Ethan Blevins is an attorney with the Sacramento, California-based Pacific Legal Foundation, a public interest law firm representing landlords in this case whose properties are occupied by tenants who stopped paying rent when the eviction bans were enacted.

“The landlords have operating expenses, mortgages, insurance, property taxes, and all that, but they can’t collect revenue to pay those costs, so we are asking the federal court to place an injunction that stops those bans so that our clients can get some relief by seeking to evict the tenants who aren’t paying the rent,” Blevins said in an interview with The Epoch Times.

The landlords represented by Blevins are currently owed a total of about $60,000 in rent collectively, he said.
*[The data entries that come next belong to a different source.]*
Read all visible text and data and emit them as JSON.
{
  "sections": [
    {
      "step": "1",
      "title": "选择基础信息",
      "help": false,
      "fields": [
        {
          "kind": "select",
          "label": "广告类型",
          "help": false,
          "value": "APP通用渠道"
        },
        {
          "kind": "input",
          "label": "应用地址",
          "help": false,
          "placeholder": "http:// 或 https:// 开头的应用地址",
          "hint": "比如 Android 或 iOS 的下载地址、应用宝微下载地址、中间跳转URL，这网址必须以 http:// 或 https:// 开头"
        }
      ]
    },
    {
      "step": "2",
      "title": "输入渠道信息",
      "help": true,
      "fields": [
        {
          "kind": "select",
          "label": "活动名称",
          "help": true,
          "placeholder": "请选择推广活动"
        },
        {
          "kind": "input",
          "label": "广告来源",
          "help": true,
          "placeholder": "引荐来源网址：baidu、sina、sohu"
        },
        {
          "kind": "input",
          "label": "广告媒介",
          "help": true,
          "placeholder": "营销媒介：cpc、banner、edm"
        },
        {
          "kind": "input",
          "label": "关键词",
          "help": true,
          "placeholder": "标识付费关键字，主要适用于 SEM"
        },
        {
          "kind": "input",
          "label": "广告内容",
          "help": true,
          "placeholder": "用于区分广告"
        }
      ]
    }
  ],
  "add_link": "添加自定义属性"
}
Tenants aren’t the only people experiencing economic hardships because of the pandemic, according to the legal complaint. The plaintiffs “have in the past and continue to work effectively with tenants who fall behind on their rent, whether due to the pandemic or for other reasons.”

The problem is “the blanket eviction ban puts landlords at the mercy of tenants who do not pay rent or violate other lease terms, whether they face financial hardship or not, and deprives them not only of their income, but the ability to recover and re-let their property to tenants in need of new homes.”
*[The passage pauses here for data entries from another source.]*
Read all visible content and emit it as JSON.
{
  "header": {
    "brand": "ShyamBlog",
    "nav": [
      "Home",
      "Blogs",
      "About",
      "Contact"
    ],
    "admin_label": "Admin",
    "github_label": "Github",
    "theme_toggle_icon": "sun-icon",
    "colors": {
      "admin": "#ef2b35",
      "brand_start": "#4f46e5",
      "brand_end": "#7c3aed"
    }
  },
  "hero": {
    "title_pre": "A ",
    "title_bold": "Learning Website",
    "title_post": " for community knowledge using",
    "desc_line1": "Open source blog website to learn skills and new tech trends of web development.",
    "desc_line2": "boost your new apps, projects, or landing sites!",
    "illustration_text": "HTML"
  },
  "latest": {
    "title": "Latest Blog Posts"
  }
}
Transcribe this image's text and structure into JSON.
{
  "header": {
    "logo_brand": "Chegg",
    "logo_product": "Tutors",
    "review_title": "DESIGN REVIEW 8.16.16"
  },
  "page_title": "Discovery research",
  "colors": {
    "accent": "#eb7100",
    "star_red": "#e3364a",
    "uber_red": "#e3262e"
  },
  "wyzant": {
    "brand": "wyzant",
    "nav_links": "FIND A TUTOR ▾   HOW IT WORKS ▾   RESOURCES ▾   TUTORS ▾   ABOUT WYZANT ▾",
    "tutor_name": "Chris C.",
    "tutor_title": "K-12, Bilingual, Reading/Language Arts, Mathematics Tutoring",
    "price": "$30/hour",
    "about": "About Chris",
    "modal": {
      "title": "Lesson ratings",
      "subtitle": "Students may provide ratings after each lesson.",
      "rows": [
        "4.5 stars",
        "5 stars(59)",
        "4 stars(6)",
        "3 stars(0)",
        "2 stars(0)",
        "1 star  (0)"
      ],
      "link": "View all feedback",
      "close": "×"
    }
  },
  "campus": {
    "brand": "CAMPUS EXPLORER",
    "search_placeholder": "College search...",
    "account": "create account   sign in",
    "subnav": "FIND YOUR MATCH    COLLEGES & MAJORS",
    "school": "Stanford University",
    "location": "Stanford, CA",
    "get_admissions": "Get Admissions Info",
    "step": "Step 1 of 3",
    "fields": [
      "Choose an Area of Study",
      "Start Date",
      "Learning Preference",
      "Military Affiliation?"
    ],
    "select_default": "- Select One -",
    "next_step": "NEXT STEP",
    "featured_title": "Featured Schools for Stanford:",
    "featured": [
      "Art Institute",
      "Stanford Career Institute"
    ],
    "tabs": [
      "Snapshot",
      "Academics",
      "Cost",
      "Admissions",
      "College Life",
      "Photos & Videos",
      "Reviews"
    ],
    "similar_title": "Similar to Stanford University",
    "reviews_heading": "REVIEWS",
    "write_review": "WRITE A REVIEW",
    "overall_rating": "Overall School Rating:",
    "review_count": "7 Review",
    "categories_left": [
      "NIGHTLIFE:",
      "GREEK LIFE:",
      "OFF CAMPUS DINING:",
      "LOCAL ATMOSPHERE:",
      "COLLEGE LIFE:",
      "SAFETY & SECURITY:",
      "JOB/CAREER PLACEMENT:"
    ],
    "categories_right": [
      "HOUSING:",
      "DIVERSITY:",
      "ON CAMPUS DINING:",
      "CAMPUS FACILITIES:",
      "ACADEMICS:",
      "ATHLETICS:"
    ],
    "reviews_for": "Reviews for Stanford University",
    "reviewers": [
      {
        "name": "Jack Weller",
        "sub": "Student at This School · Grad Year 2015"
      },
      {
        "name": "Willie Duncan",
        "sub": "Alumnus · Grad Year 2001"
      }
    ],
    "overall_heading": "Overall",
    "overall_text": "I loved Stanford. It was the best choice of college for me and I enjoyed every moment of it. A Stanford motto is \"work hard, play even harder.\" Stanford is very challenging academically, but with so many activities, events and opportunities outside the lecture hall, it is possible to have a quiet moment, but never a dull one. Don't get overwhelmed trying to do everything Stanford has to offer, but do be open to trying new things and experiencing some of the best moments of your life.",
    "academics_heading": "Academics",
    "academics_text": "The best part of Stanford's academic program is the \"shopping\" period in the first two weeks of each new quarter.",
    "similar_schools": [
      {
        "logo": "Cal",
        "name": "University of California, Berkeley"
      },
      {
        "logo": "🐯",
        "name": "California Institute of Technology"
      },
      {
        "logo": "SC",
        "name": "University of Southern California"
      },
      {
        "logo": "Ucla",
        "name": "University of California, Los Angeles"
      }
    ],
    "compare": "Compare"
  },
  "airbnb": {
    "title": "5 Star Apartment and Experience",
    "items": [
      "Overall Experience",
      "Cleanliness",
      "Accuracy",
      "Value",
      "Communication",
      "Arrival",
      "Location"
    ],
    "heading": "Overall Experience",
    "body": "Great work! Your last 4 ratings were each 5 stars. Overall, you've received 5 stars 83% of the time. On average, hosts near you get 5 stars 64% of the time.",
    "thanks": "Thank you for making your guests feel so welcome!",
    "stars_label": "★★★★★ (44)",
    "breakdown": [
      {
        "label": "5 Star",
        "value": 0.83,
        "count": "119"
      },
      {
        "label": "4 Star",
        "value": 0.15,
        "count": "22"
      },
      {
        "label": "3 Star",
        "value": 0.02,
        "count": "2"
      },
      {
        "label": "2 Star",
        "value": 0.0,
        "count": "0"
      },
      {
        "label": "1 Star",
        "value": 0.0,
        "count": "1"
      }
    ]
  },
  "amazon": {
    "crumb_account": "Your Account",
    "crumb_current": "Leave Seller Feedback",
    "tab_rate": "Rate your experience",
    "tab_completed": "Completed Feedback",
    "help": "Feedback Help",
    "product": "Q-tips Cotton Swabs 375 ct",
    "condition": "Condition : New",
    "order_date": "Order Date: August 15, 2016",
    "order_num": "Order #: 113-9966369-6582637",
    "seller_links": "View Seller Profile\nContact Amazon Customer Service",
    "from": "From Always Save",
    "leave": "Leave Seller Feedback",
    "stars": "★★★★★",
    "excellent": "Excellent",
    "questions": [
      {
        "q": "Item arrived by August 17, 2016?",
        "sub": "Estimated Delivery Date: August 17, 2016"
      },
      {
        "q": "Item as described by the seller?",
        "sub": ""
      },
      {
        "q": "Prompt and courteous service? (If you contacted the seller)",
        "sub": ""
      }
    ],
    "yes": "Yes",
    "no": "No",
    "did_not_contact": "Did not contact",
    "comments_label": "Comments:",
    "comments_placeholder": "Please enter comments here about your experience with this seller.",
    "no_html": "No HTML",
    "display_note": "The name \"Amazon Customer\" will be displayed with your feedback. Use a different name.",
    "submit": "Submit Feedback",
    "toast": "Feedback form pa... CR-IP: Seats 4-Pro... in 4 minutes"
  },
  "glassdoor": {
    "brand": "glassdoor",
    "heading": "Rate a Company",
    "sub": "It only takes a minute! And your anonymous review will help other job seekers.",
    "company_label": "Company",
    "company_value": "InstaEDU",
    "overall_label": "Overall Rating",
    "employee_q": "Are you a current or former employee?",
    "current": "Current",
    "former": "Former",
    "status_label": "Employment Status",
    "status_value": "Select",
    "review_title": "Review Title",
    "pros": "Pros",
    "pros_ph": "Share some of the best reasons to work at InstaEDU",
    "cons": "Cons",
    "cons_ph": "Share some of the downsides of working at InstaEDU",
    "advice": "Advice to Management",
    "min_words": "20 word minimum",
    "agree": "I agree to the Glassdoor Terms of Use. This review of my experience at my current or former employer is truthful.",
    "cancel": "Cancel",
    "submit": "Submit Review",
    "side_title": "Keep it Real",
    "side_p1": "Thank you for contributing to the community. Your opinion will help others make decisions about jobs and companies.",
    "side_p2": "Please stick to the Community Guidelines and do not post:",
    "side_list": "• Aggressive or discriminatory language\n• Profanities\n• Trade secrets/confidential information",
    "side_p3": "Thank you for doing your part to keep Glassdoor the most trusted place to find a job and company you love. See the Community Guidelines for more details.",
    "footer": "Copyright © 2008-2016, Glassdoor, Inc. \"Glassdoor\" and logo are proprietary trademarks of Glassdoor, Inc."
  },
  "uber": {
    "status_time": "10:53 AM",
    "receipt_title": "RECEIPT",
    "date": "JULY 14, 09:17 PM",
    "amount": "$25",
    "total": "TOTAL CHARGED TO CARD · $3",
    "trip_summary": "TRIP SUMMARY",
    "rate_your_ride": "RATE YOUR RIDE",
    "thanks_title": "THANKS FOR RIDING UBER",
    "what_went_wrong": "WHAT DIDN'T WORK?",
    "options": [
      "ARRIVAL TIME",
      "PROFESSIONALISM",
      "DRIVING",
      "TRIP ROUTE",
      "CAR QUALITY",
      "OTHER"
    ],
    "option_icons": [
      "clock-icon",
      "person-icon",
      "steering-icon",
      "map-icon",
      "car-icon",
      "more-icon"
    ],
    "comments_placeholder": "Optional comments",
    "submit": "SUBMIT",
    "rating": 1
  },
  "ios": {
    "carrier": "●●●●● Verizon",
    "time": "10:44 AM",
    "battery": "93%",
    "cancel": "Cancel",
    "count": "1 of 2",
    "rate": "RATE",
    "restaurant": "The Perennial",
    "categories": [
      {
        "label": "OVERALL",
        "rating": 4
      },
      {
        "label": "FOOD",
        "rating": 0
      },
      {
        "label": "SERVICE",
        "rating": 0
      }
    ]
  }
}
The bans “have upended lease obligations and stripped landlords of one of their most basic of property rights—the right of possession—leaving them with no bargaining power and no remedy against nonpaying tenants or tenants in breach of other material lease obligations.” At the same time, tenants are still able to enforce all the landlords’ lease obligations.

The bans run afoul of federal constitutional protections against the impairment of contracts by state and municipal governments, and evade the government’s constitutional duties to pay just compensation when private property is taken for public use, the plaintiffs argue in the document.

By forcing private landlords to give up their right to possession without compensation, “the eviction bans lay the burden of emergency housing costs at the feet of private landlords to avoid imposing the true cost on the public,” thus violating the Takings Clause of the U.S. Constitution.

“These mom-and-pop landlords are just like any other small business,” Blevins said.

“We don’t expect the small grocer down the street to give us free food, and we can’t expect landlords … to provide an essential service for free and be able to survive that during a pandemic that everyone is suffering from.”

Many landlords aren’t keen on evicting their tenants, he said.

“The fear of an eviction tsunami may actually be overblown. Landlords, for the most part, aren’t going to be able to find somebody to replace the tenants they’re evicting in these circumstances. I think a lot of them just feel like it is better to stick with a partial paying tenant and hold out through the pandemic,” he said.

A spokesperson for Durkan defended the eviction ban issued by the mayor.

“The moratorium on evictions is one critical tool we have at the City to keep people in their homes and keep businesses afloat,” she said in an emailed statement.

“This Emergency Order was one of the first measures Mayor Durkan took to bring relief to our City and … it is critical to maintain [it] during this unprecedented time. Seattle and our local partners have taken extraordinary measures in this unprecedented emergency and crisis—leading the nation in implementation of protections for residents and providing financial relief to renters, landlords, and small businesses.”

Inslee’s office didn’t immediately respond to a request by The Epoch Times for comment on the lawsuit.

This article by Matthew Vadum appeared Sept. 16, 2020, in The Epoch Times.